Blond has more fun but fails to thwart anti top-up fee vote

February 24, 2006

Everyone knows that today's students would rather have a lie-in than exercise their democratic right to vote - that is, until they scent the blood of a certain blond-haired Tory Higher Education Spokesman.

Students at Edinburgh University voted in their thousands last week to stop celebrity Conservative MP Boris Johnson winning the post of rector at their institution.

Edinburgh Students' Association launched a vitriolic Anyone but Boris campaign in the weeks leading up to the election, in which the number of votes increased from fewer than 1,000 last time round to nearly 9,000 - the biggest turn-out in the university's history.
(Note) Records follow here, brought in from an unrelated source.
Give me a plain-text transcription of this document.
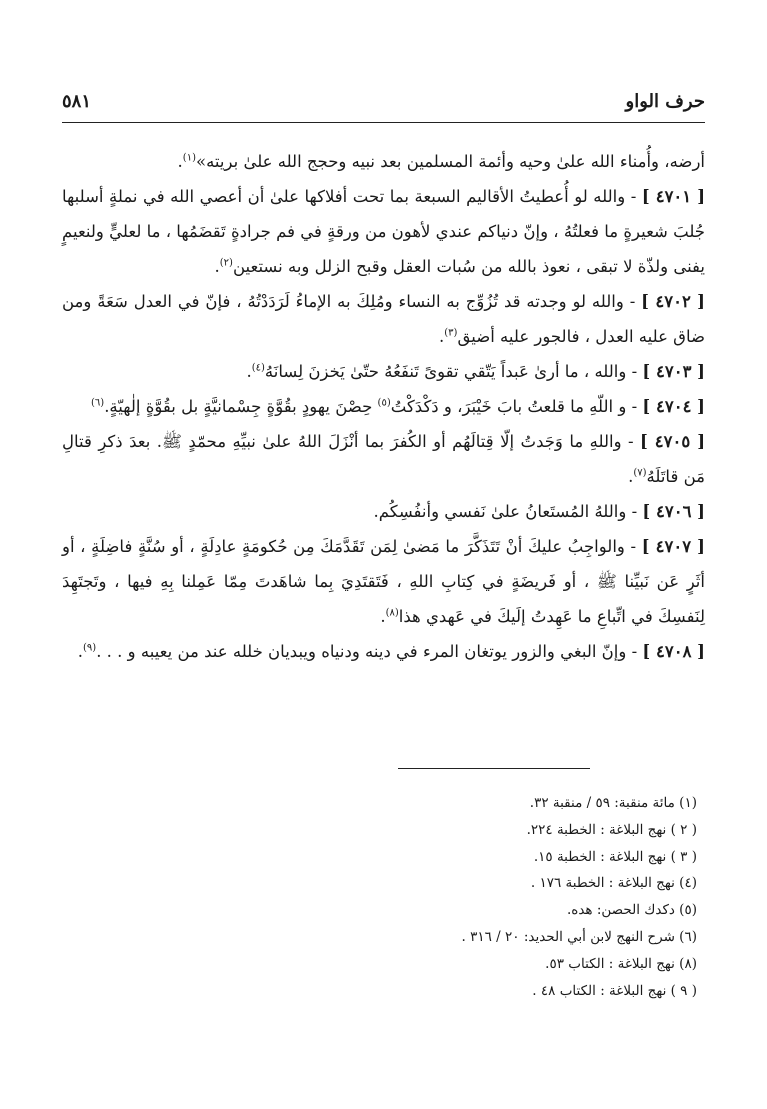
٥٨١	حرف الواو

أرضه، وأُمناء الله علىٰ وحيه وأئمة المسلمين بعد نبيه وحجج الله علىٰ بريته»$^{(١)}$.

[ ٤٧٠١ ] - والله لو أُعطيتُ الأقاليم السبعة بما تحت أفلاكها علىٰ أن أعصي الله في نملةٍ أسلبها جُلبَ شعيرةٍ ما فعلتُهُ ، وإنّ دنياكم عندي لأهون من ورقةٍ في فم جرادةٍ تَقضَمُها ، ما لعليٍّ ولنعيمٍ يفنى ولذّة لا تبقى ، نعوذ بالله من سُبات العقل وقبح الزلل وبه نستعين$^{(٢)}$.

[ ٤٧٠٢ ] - والله لو وجدته قد تُزُوِّج به النساء ومُلِكَ به الإماءُ لَرَدَدْتُهُ ، فإنّ في العدل سَعَةً ومن ضاق عليه العدل ، فالجور عليه أضيق$^{(٣)}$.

[ ٤٧٠٣ ] - والله ، ما أرىٰ عَبداً يَتّقي تقوىً تَنفَعُهُ حتّىٰ يَخزنَ لِسانَهُ$^{(٤)}$.

[ ٤٧٠٤ ] - و اللّهِ ما قلعتُ بابَ خَيْبَرَ، و دَكْدَكْتُ$^{(٥)}$ حِصْنَ يهودٍ بقُوَّةٍ جِسْمانيَّةٍ بل بقُوَّةٍ إلٰهيّةٍ.$^{(٦)}$

[ ٤٧٠٥ ] - واللهِ ما وَجَدتُ إلّا قِتالَهُم أو الكُفرَ بما أنْزَلَ اللهُ علىٰ نبيِّهِ محمّدٍ ﷺ. بعدَ ذكرِ قتالِ مَن قاتَلَهُ$^{(٧)}$.

[ ٤٧٠٦ ] - واللهُ المُستَعانُ علىٰ نَفسي وأنفُسِكُم.

[ ٤٧٠٧ ] - والواجِبُ عليكَ أنْ تَتَذَكَّرَ ما مَضىٰ لِمَن تَقَدَّمَكَ مِن حُكومَةٍ عادِلَةٍ ، أو سُنَّةٍ فاضِلَةٍ ، أو أثَرٍ عَن نَبيِّنا ﷺ ، أو فَريضَةٍ في كِتابِ اللهِ ، فَتَقتَدِيَ بِما شاهَدتَ مِمّا عَمِلنا بِهِ فيها ، وتَجتَهِدَ لِنَفسِكَ في اتِّباعِ ما عَهِدتُ إلَيكَ في عَهدي هذا$^{(٨)}$.

[ ٤٧٠٨ ] - وإنّ البغي والزور يوتغان المرء في دينه ودنياه ويبديان خلله عند من يعيبه و . . .$^{(٩)}$.

(١) مائة منقبة: ٥٩ / منقبة ٣٢.

( ٢ ) نهج البلاغة : الخطبة ٢٢٤.

( ٣ ) نهج البلاغة : الخطبة ١٥.

(٤) نهج البلاغة : الخطبة ١٧٦ .

(٥) دكدك الحصن: هده.

(٦) شرح النهج لابن أبي الحديد: ٢٠ / ٣١٦ .

(٨) نهج البلاغة : الكتاب ٥٣.

( ٩ ) نهج البلاغة : الكتاب ٤٨ .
The day before the vote, the union distributed posters warning, "Don't wake up with a dumb blond tomorrow", and on Valentine's Day, it handed out cards saying "Boris loves student debt" and "Boris loves top-up fees".

Despite the counter-activities of enthusiastic Boris backers, and two personal appearances on campus during which the MP debated with students and signed one student's chest, the Shadow Minister lost his battle to become rector late last Thursday.

Mark Ballard, a Green Party MSP, won with 3,597 votes. Mr Johnson, who secured 2,123 votes, was beaten to second place by Magnus Linklater, The Times columnist and former Scotsman editor, who gained 3,052 votes.

Mr Johnson said this week that he was pleased to have shaken the student population out of their traditional political apathy, but admitted that he was disappointed with the outcome and the intensity of the personal campaign against him.

He said: "We certainly got a lot of people voting. I think what happened was they all suddenly focused on the terrifying possibility that they were about to elect an English top-up fee merchant."

Ruth Cameron, president of the Edinburgh Students' Association, said: "We classed it as a huge victory against top-up fees. The Anyone but Boris campaign wasn't personal."

She added: "It definitely helped that there was online voting. We sent out e-mails reminding people to vote."

One Edinburgh student wrote to Mr Johnson's higher education blog: "I must admit I didn't give you my first-preference vote - but you definitely have my sympathy for putting up with the unfair, anti-democratic, negative campaign against you by Ruth Cameron. Thanks for running, anyway; you livened up what would otherwise have been a rather dull contest."

Speaking immediately after his victory, Mr Ballard said: "I think we showed in this election that campaigning can beat celebrity. Students will vote for the right policies for this university, not purely personality."

Mr Ballard will take over the rector position from former Labour MP Tam Dalyell.

Among those to have held the post in the past is Chancellor Gordon Brown, who was elected rector in 1972, while a student at the university.